Sarcodon martioflavus
I’m no mycologist, but my friend Michael Krikorev (responsible for the Swedish shroom site, Svampguiden) is. The other day, as he was giving me and my parents a crash course in edible fruiting bodies in the forest adjacent to my parental home, we found an odd specimen which Mike quickly and excitedly identified as quite a rarity.
The mushroom is a Sarcodon martioflavus, called “sammetstaggsvamp” in Swedish but lacking a common English name.
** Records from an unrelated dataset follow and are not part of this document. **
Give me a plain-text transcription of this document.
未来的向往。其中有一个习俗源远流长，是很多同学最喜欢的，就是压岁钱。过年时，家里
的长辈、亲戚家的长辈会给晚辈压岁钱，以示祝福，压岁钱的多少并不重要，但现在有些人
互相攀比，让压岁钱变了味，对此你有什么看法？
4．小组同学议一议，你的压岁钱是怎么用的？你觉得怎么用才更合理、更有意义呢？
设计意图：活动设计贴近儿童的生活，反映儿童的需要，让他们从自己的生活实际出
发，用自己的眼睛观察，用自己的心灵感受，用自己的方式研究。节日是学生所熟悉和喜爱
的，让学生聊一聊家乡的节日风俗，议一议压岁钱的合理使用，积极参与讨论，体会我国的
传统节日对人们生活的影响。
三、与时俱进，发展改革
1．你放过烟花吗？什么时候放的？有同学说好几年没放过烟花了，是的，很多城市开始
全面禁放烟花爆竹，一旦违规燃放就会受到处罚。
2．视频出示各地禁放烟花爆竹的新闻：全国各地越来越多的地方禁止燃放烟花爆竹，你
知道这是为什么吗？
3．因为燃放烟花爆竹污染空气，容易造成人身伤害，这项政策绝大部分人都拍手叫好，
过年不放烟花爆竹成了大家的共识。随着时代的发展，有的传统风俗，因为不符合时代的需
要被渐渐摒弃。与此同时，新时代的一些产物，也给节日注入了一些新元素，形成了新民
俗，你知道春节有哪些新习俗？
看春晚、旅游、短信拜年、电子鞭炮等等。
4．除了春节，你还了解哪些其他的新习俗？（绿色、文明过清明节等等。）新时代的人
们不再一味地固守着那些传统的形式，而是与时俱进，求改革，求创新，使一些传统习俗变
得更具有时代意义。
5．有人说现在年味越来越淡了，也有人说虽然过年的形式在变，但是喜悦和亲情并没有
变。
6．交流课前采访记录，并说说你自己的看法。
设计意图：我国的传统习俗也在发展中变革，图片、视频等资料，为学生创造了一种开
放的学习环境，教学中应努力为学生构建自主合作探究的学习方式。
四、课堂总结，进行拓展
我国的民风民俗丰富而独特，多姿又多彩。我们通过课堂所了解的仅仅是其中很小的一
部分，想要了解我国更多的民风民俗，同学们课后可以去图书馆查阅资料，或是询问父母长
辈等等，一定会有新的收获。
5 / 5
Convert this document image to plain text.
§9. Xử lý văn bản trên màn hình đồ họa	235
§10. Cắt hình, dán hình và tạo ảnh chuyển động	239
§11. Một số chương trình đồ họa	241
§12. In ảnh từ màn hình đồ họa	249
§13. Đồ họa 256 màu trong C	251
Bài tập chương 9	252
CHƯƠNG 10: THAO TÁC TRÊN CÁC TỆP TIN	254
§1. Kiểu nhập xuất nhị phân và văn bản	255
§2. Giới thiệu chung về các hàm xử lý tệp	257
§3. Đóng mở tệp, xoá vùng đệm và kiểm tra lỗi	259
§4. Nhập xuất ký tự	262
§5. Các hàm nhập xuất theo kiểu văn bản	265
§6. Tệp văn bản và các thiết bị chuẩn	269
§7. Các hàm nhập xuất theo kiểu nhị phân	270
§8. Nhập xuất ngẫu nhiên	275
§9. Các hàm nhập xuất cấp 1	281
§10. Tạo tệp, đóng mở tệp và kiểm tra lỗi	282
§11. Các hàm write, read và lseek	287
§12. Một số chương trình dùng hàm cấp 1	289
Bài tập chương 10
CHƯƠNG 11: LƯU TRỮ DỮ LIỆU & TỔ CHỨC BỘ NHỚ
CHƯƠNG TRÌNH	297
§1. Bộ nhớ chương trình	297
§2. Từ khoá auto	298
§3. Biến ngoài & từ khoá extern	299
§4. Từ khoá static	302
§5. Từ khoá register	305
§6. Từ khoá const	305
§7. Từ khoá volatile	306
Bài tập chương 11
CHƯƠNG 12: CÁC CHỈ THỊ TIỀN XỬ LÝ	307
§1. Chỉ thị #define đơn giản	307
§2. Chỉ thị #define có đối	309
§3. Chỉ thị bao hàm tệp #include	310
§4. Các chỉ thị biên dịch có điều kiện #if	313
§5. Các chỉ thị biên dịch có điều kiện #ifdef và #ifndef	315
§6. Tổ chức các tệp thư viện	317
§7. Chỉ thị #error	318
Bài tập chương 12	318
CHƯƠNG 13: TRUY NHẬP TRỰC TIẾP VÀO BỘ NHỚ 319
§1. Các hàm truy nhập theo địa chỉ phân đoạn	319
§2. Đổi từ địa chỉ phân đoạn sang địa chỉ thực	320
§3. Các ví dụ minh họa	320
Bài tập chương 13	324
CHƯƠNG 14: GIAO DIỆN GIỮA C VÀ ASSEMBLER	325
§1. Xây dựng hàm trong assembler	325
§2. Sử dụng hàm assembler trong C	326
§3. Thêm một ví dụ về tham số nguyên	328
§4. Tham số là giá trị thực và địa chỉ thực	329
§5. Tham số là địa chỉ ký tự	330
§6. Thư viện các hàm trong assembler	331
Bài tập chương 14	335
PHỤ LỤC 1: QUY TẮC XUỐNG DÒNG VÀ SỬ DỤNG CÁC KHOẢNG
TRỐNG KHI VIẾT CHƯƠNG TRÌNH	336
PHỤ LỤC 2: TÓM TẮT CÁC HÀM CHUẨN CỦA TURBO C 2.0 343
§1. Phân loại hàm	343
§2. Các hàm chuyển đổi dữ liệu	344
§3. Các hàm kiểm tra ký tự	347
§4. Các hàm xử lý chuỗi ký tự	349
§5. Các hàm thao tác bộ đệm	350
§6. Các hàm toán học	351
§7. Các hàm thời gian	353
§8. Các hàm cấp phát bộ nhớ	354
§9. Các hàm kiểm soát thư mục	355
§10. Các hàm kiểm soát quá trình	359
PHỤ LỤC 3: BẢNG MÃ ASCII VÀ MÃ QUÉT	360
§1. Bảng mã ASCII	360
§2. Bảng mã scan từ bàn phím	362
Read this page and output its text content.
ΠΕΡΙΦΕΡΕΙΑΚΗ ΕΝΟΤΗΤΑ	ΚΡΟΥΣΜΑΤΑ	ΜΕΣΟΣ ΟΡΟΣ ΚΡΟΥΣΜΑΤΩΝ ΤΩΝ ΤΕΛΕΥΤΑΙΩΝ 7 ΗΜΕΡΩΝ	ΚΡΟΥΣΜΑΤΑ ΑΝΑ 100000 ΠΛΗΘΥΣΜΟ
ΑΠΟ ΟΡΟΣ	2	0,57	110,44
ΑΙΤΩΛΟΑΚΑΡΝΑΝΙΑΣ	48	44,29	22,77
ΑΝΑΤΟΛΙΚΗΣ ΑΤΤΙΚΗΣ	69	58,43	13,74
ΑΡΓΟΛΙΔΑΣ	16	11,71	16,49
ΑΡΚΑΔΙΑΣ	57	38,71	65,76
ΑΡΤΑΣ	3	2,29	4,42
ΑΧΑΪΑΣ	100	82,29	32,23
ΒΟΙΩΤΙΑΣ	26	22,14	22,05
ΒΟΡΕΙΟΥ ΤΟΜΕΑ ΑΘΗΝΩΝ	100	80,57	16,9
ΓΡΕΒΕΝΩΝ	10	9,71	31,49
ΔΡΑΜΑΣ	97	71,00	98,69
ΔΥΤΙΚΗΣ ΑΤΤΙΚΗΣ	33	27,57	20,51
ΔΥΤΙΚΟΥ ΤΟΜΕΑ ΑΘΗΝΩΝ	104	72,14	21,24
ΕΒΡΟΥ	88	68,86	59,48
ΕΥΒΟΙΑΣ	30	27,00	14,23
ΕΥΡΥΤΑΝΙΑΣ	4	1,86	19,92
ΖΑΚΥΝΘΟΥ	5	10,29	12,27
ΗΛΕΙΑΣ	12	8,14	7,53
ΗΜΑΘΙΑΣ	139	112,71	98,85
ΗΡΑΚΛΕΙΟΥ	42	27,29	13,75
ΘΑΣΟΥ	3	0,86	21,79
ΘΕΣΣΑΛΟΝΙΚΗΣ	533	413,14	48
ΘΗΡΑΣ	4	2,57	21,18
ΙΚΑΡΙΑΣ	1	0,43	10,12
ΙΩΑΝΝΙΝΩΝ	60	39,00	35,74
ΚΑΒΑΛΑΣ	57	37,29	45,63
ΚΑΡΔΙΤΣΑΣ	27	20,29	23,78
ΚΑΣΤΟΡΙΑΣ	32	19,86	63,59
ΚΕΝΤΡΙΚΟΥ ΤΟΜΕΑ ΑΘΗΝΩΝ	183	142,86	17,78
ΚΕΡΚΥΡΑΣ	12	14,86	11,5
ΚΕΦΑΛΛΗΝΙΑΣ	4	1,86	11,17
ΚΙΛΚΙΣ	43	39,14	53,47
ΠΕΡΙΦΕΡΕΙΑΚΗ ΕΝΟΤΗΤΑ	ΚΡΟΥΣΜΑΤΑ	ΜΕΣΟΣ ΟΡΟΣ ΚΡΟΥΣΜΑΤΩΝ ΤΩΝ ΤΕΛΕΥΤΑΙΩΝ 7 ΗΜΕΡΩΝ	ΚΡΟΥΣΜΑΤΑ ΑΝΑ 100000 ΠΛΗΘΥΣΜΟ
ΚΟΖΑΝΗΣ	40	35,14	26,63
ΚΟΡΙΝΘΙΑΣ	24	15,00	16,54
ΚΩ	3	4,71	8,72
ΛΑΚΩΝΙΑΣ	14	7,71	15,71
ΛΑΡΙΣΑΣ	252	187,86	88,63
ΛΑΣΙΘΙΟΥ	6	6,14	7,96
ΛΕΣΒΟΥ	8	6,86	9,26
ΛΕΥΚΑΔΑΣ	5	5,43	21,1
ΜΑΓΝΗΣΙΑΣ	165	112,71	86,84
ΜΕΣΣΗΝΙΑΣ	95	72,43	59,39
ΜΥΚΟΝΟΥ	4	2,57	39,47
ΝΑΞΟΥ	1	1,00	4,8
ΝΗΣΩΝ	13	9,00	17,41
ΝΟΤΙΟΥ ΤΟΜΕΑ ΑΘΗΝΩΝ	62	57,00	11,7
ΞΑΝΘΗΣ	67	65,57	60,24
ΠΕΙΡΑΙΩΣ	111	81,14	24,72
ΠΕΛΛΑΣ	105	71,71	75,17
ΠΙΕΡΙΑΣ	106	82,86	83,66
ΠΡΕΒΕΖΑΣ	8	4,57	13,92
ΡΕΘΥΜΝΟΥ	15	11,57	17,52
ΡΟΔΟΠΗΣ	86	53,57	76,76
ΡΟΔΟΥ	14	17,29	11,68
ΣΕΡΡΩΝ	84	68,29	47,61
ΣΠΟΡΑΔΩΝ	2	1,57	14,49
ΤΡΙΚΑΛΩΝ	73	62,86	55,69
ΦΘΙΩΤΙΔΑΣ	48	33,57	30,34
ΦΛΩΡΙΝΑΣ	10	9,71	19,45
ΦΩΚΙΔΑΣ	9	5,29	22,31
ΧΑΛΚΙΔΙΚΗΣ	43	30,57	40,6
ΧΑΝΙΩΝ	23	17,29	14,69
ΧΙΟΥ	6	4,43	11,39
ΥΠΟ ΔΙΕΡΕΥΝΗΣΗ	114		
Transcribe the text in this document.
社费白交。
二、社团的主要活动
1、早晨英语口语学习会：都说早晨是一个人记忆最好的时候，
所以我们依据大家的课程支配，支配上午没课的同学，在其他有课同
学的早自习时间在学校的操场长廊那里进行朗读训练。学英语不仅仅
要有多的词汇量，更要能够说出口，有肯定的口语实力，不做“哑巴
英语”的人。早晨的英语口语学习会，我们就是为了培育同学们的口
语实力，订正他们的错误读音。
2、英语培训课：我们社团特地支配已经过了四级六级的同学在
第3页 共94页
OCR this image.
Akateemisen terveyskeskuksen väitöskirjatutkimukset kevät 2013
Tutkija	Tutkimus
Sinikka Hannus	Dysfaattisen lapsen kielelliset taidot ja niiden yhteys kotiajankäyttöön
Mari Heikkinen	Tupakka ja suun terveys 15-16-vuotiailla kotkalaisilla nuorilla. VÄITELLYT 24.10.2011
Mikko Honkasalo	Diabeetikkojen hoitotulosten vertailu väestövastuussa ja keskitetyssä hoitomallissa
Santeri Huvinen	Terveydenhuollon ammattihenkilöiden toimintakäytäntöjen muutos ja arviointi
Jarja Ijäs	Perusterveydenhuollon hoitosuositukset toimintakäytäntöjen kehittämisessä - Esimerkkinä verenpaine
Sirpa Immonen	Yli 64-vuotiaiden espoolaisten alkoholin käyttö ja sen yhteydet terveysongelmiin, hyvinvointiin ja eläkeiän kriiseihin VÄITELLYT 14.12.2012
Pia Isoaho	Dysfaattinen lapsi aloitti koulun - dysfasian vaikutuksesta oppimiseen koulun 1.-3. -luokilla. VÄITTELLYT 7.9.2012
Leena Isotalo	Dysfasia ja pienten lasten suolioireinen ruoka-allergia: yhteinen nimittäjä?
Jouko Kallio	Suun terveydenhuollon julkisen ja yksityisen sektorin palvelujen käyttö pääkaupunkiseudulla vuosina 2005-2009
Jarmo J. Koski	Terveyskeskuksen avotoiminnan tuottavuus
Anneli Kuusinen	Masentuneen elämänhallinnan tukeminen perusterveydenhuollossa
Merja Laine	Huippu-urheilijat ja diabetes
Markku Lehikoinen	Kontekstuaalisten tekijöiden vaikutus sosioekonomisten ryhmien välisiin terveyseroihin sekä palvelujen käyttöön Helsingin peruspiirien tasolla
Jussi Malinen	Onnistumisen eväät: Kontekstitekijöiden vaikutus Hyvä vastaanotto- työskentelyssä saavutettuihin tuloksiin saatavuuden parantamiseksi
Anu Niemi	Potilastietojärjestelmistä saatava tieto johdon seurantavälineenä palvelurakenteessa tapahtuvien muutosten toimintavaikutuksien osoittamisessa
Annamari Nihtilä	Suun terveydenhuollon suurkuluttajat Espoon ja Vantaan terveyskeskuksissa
It does look like something I’ve never seen before - not a surprise, since according to Mike, there are only about 20 known localities for this species in Sweden. According to another mycologist, Klas Jaederfeldt, it’s only been found in one other site in eastern Sweden.
I’m not a shroom-twitcher, or any kind of twitcher really, but finds like these are always exciting. Especially since the species in question is redlisted as Vulnerable. “Our” forest is not just a nice secluded recreational area and provider of foodstuffs (apart from mushrooms, my parents enjoy homemade blueberry and lingonberry jam all year round), but a remnant of the old virgin woodland that used to cover this country before the forest industry had its way with it.
One of these days, I’m going to take a camera and carefully document the treasures of this place, because any year it might be cleared, creating yet another gaping and bleeding wound in the landscape.